Joubert Marques of Instituto Internacional Arayara said that for more than 30 years, “we have been fighting in Brazil for a just energy transition and to defend the rights of communities and the protection of the Amazon.” 

He added that while world leaders talk about just energy transition in the climate conference, “we have seen a massive fossil fuel expansion in the Amazon and all over [South] America. All of this expansion puts the Amazon at risk.”

The groups pointed to rising climate impacts as global temperature breaches 1.5°C, warning that climate-vulnerable countries like the Philippines could face stronger and more frequent typhoons.

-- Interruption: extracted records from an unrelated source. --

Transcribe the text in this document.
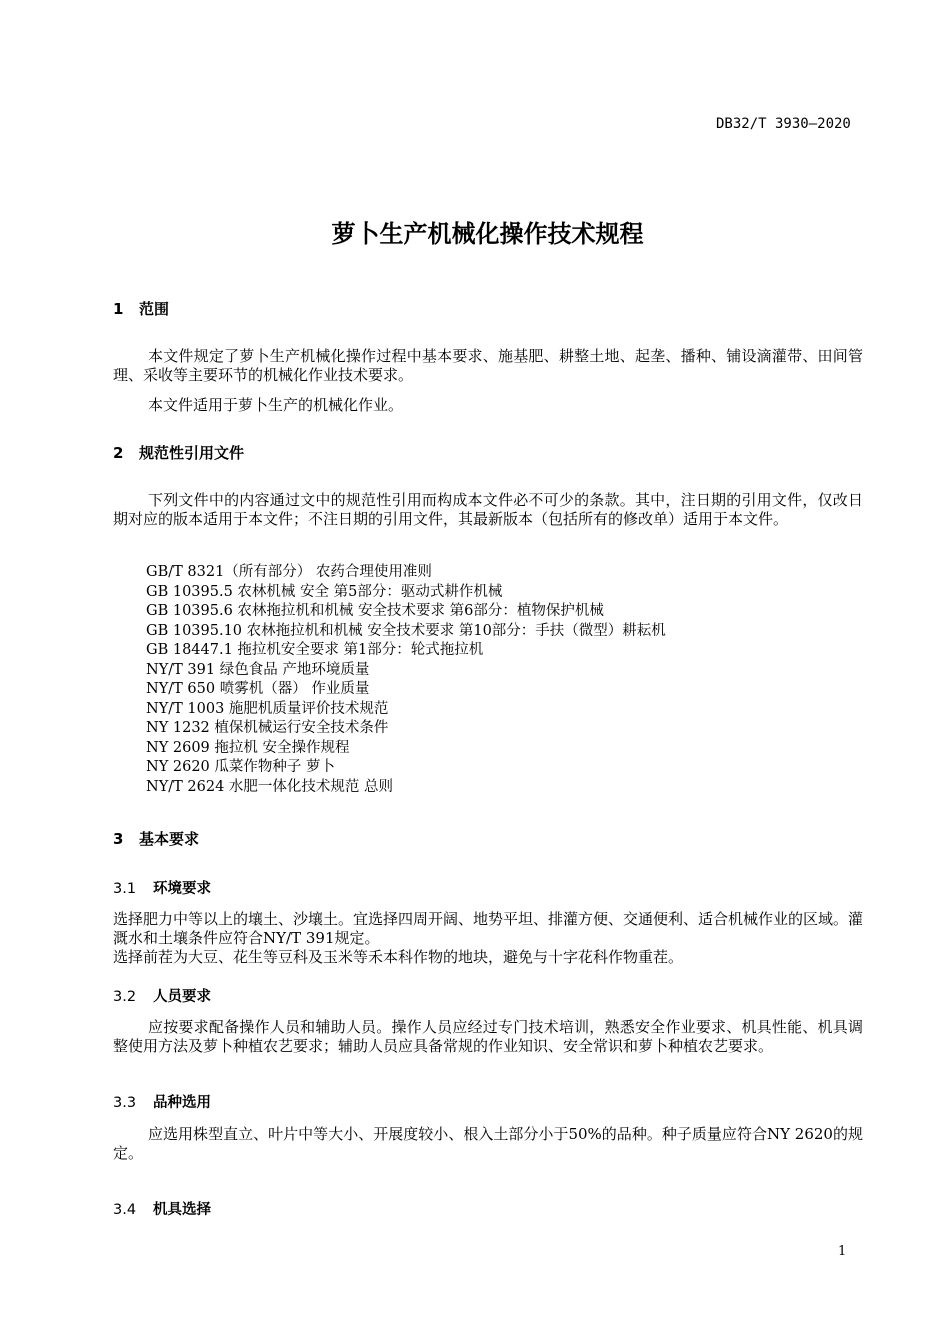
DB32/T 3930—2020
萝卜生产机械化操作技术规程
1 范围
本文件规定了萝卜生产机械化操作过程中基本要求、施基肥、耕整土地、起垄、播种、铺设滴灌带、田间管理、采收等主要环节的机械化作业技术要求。
本文件适用于萝卜生产的机械化作业。
2 规范性引用文件
下列文件中的内容通过文中的规范性引用而构成本文件必不可少的条款。其中，注日期的引用文件，仅改日期对应的版本适用于本文件；不注日期的引用文件，其最新版本（包括所有的修改单）适用于本文件。
GB/T 8321（所有部分） 农药合理使用准则
GB 10395.5 农林机械 安全 第5部分：驱动式耕作机械
GB 10395.6 农林拖拉机和机械 安全技术要求 第6部分：植物保护机械
GB 10395.10 农林拖拉机和机械 安全技术要求 第10部分：手扶（微型）耕耘机
GB 18447.1 拖拉机安全要求 第1部分：轮式拖拉机
NY/T 391 绿色食品 产地环境质量
NY/T 650 喷雾机（器） 作业质量
NY/T 1003 施肥机质量评价技术规范
NY 1232 植保机械运行安全技术条件
NY 2609 拖拉机 安全操作规程
NY 2620 瓜菜作物种子 萝卜
NY/T 2624 水肥一体化技术规范 总则
3 基本要求
3.1 环境要求
选择肥力中等以上的壤土、沙壤土。宜选择四周开阔、地势平坦、排灌方便、交通便利、适合机械作业的区域。灌溉水和土壤条件应符合NY/T 391规定。
选择前茬为大豆、花生等豆科及玉米等禾本科作物的地块，避免与十字花科作物重茬。
3.2 人员要求
应按要求配备操作人员和辅助人员。操作人员应经过专门技术培训，熟悉安全作业要求、机具性能、机具调整使用方法及萝卜种植农艺要求；辅助人员应具备常规的作业知识、安全常识和萝卜种植农艺要求。
3.3 品种选用
应选用株型直立、叶片中等大小、开展度较小、根入土部分小于50%的品种。种子质量应符合NY 2620的规定。
3.4 机具选择
1
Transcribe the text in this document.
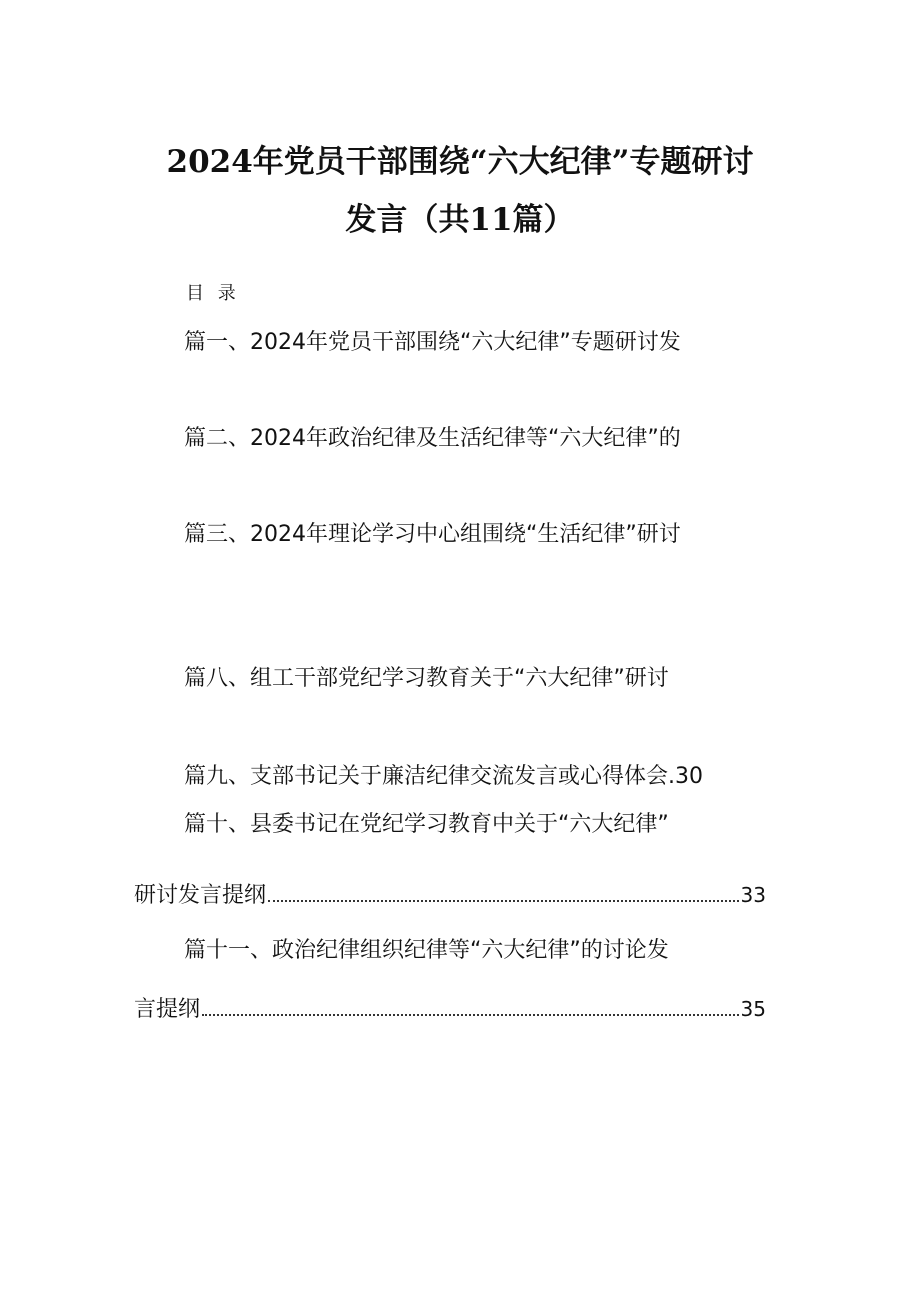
2024年党员干部围绕“六大纪律”专题研讨
发言（共11篇）
目 录
篇一、2024年党员干部围绕“六大纪律”专题研讨发
篇二、2024年政治纪律及生活纪律等“六大纪律”的
篇三、2024年理论学习中心组围绕“生活纪律”研讨
篇八、组工干部党纪学习教育关于“六大纪律”研讨
篇九、支部书记关于廉洁纪律交流发言或心得体会.30
篇十、县委书记在党纪学习教育中关于“六大纪律”
研讨发言提纲	33
篇十一、政治纪律组织纪律等“六大纪律”的讨论发
言提纲	35
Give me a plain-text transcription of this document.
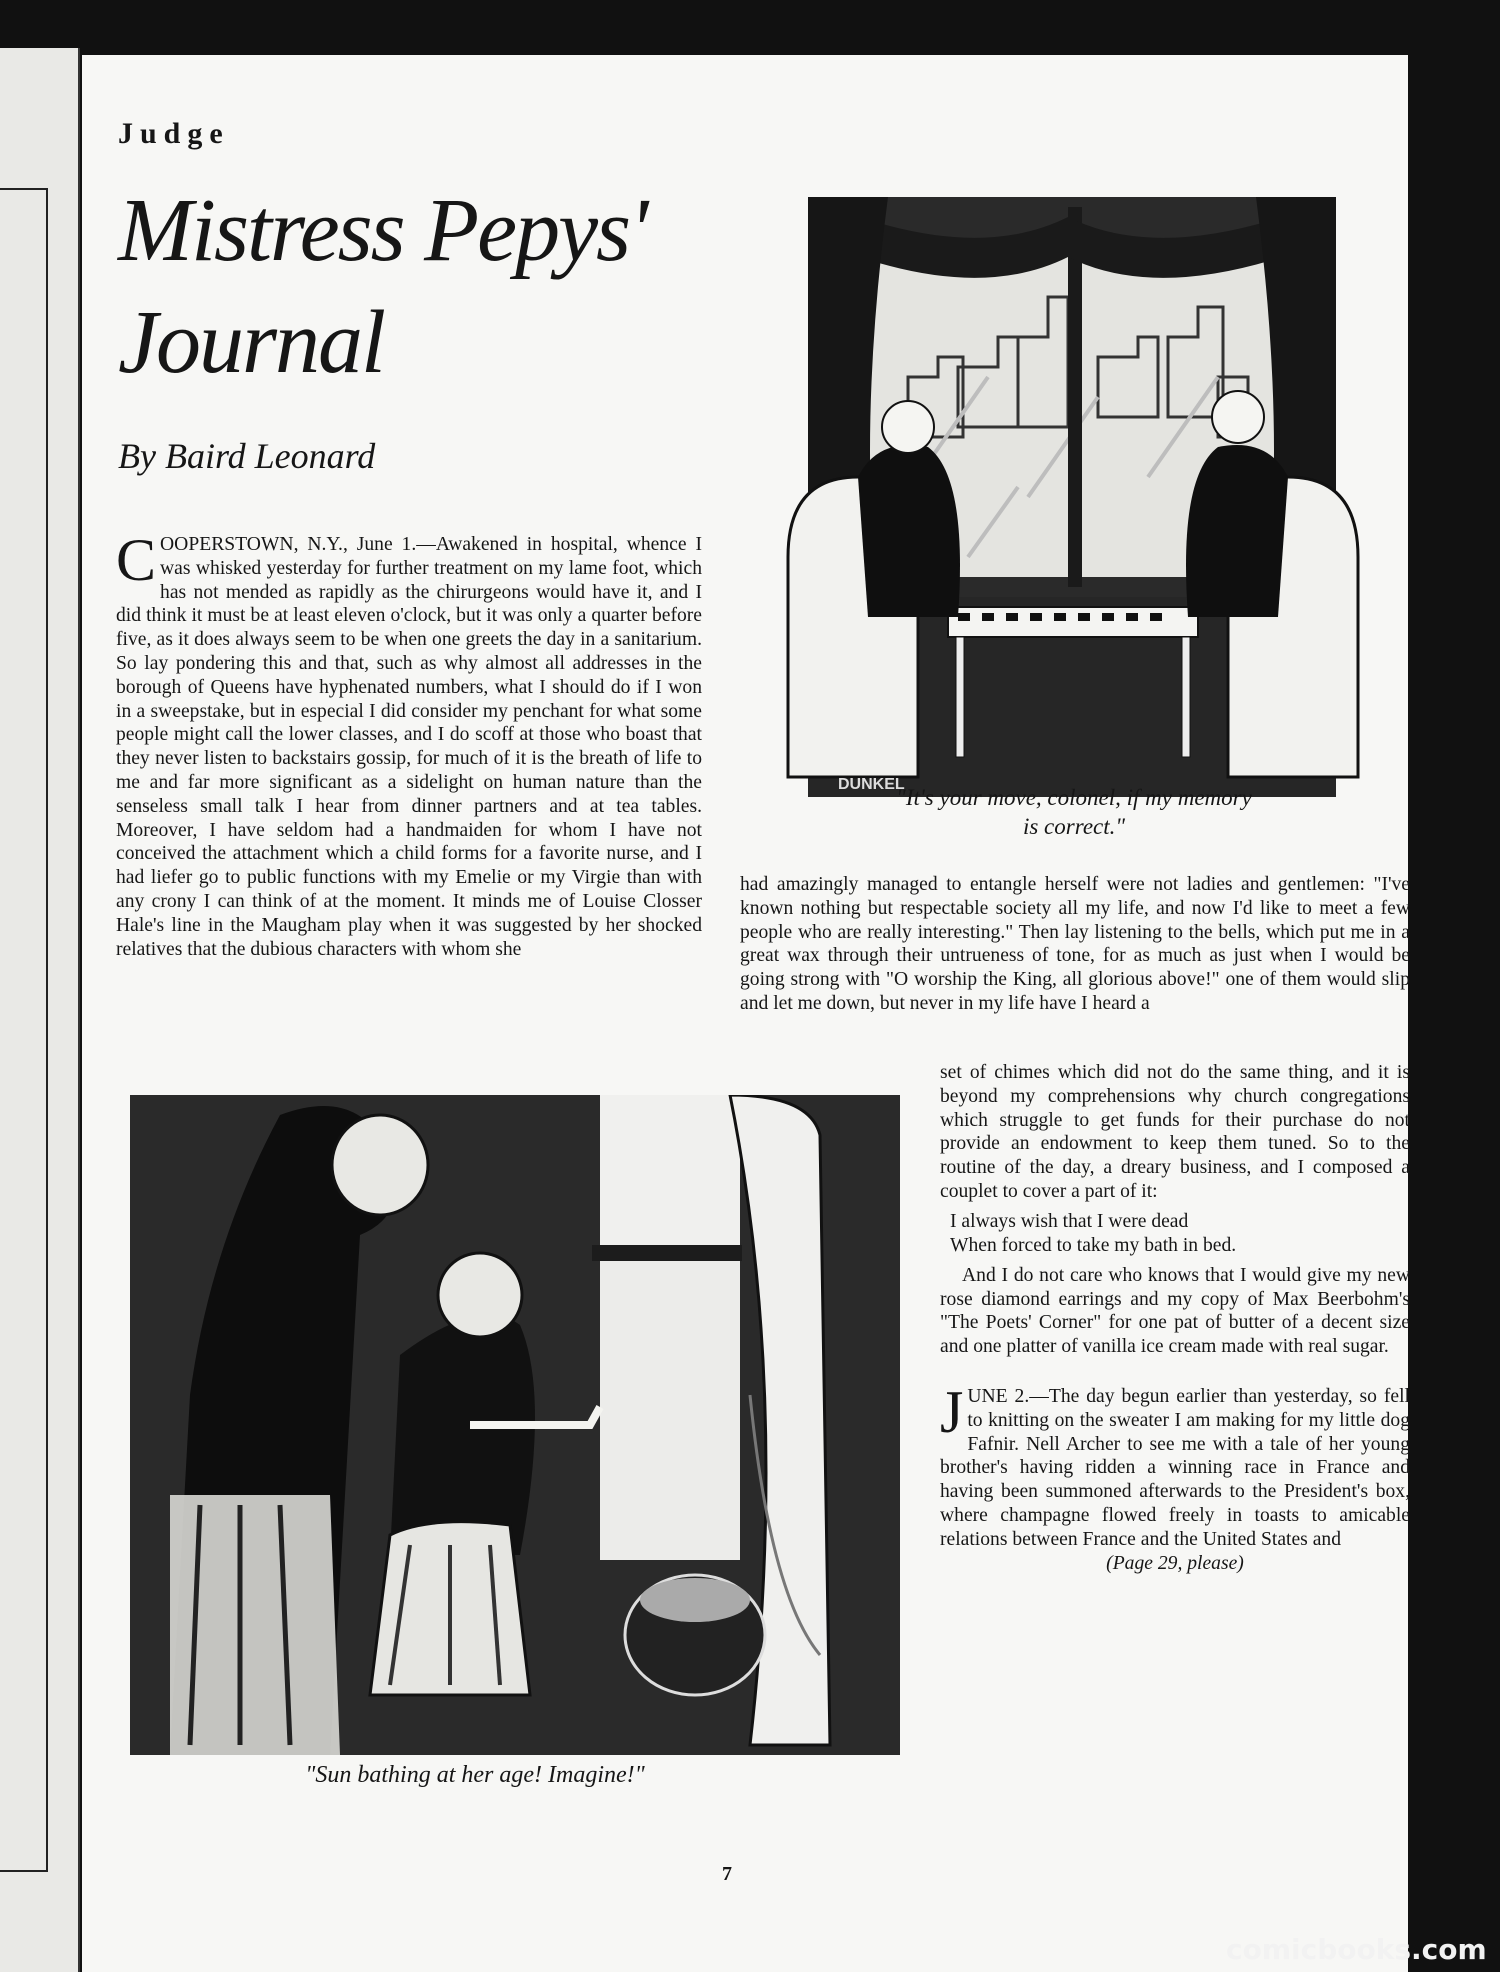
Judge
Mistress Pepys'
Journal
By Baird Leonard

COOPERSTOWN, N.Y., June 1.—Awakened in hospital, whence I was whisked yesterday for further treatment on my lame foot, which has not mended as rapidly as the chirurgeons would have it, and I did think it must be at least eleven o'clock, but it was only a quarter before five, as it does always seem to be when one greets the day in a sanitarium. So lay pondering this and that, such as why almost all addresses in the borough of Queens have hyphenated numbers, what I should do if I won in a sweepstake, but in especial I did consider my penchant for what some people might call the lower classes, and I do scoff at those who boast that they never listen to backstairs gossip, for much of it is the breath of life to me and far more significant as a sidelight on human nature than the senseless small talk I hear from dinner partners and at tea tables. Moreover, I have seldom had a handmaiden for whom I have not conceived the attachment which a child forms for a favorite nurse, and I had liefer go to public functions with my Emelie or my Virgie than with any crony I can think of at the moment. It minds me of Louise Closser Hale's line in the Maugham play when it was suggested by her shocked relatives that the dubious characters with whom she

DUNKEL
"It's your move, colonel, if my memory
is correct."

had amazingly managed to entangle herself were not ladies and gentlemen: "I've known nothing but respectable society all my life, and now I'd like to meet a few people who are really interesting." Then lay listening to the bells, which put me in a great wax through their untrueness of tone, for as much as just when I would be going strong with "O worship the King, all glorious above!" one of them would slip and let me down, but never in my life have I heard a

"Sun bathing at her age! Imagine!"

set of chimes which did not do the same thing, and it is beyond my comprehensions why church congregations which struggle to get funds for their purchase do not provide an endowment to keep them tuned. So to the routine of the day, a dreary business, and I composed a couplet to cover a part of it:

I always wish that I were dead
When forced to take my bath in bed.

And I do not care who knows that I would give my new rose diamond earrings and my copy of Max Beerbohm's "The Poets' Corner" for one pat of butter of a decent size and one platter of vanilla ice cream made with real sugar.

JUNE 2.—The day begun earlier than yesterday, so fell to knitting on the sweater I am making for my little dog Fafnir. Nell Archer to see me with a tale of her young brother's having ridden a winning race in France and having been summoned afterwards to the President's box, where champagne flowed freely in toasts to amicable relations between France and the United States and

(Page 29, please)
7
comicbooks.com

Lawyer Avril De Torres, Deputy Executive Director of the Center for Energy, Ecology, and Development, said Southeast Asia houses a third of the world’s coastal and marine habitats, adding that “our very own Amazon of the Ocean, that is the Verde Island Passage.” 

“But today, our waters and peoples are under siege. The world has crossed its first catastrophic climate tipping point–the widespread death of warm water coral reefs,” she said. 

She emphasized that rising ocean temperatures are driving more intense and destructive typhoons, and pointed to the government’s failure to hold the developer responsible for the country’s worst marine oil spill in the Verde Island Passage (VIP). 

She said this failure to reconcile conservation pledges with continued fossil fuel activity reflects a wider regional pattern.

The groups also flagged European banks for financing fossil fuel buildouts in fragile ecosystems. 

The groups called on governments to respond with stronger protections. They urged world leaders to declare the Mekong Delta, the Coral Triangle, and the Verde Island Passage as “no-go zones for all extractive and destructive activities” and to commit to accelerated biodiversity recovery under the 30×30 target.